In "On The Complexity of Numerical Analysis" (SIAM J. Comp. Vol. 38, 2009), Allender et al. introduce the problem of PosSLP and show that its complexity lies in the counting hierarchy, and more precisely in $P^{\mathit{PP}^{\mathit{PP}^{\mathit{PP}}}}$.
I have a problem, call it $X$, that I have shown can be solved in $\mathit{NP}^{\mathit{PosSLP}}$. Can I correctly conclude that $X$ lies in $\mathit{NP}^{\mathit{PP}^{\mathit{PP}^{\mathit{PP}}}}$?

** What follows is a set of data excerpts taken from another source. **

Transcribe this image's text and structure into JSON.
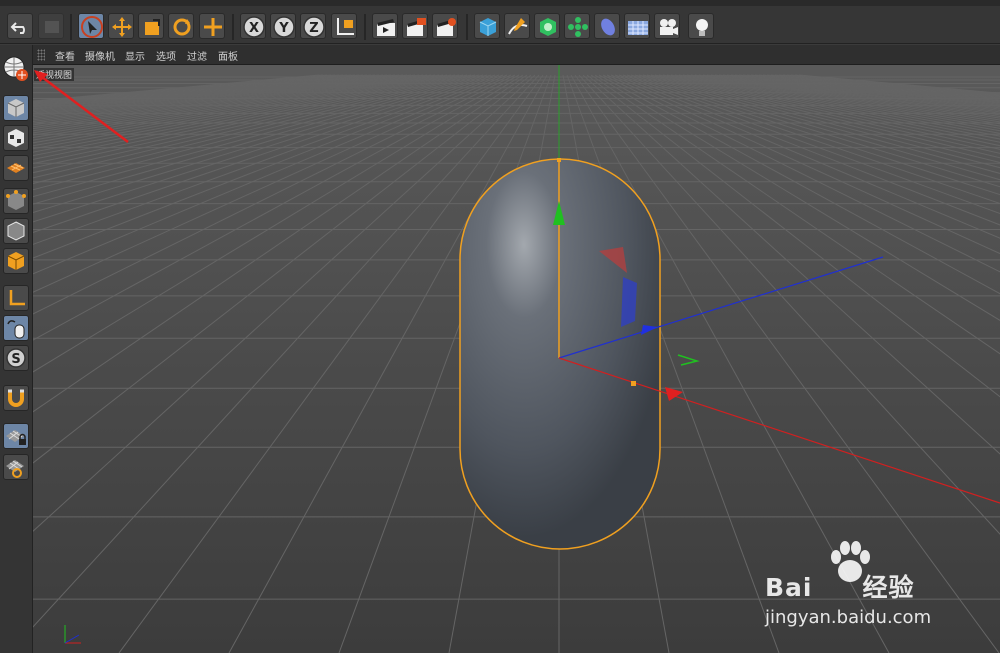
{
  "viewport_menu": {
    "items": [
      {
        "label": "查看"
      },
      {
        "label": "摄像机"
      },
      {
        "label": "显示"
      },
      {
        "label": "选项"
      },
      {
        "label": "过滤"
      },
      {
        "label": "面板"
      }
    ]
  },
  "viewport": {
    "label": "透视视图",
    "object_color": "#575d66",
    "axis_colors": {
      "x": "#e02020",
      "y": "#20c020",
      "z": "#2030e0"
    },
    "selection_color": "#f0a020"
  },
  "toolbar": {
    "axis_x": "X",
    "axis_y": "Y",
    "axis_z": "Z"
  },
  "watermark": {
    "brand": "Bai",
    "brand_cn": "经验",
    "url": "jingyan.baidu.com"
  },
  "colors": {
    "accent": "#6d86a6",
    "annotation_arrow": "#e02020"
  }
}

Yes. Each time your $\sf NP$ machine want to query the $\sf PosSLP$ oracle, simply simulate the polynomial time oracle Turing machine underlying the inclusion $\sf PosSLP \subseteq {P}^{{PP}^{PP^{PP}}}$, passing its oracle queries to the $\sf {PP}^{PP^{PP}}$ oracle.
Let's take this step by step, so we are not confused by that small tower of oracles.
$X \in NP^{PosSLP}$. Since $PosSLP \in P^{PP^{PP^{PP}}}$, we derive that $X \in NP^{P^{PP^{PP^{PP}}}}$. We want to prove that $X \in NP^{PP^{PP^{PP}}}$.
Since $NP \subseteq NP^{P}$ and due to oracle properties, adding the power of the same oracles to both hands of the relation preserves it. Therefore we have: $NP^{PP^{PP^{PP}}} \subseteq NP^{P^{PP^{PP^{PP}}}}$.
So yes, the problem is in $NP^{P^{PP^{PP^{PP}}}}$.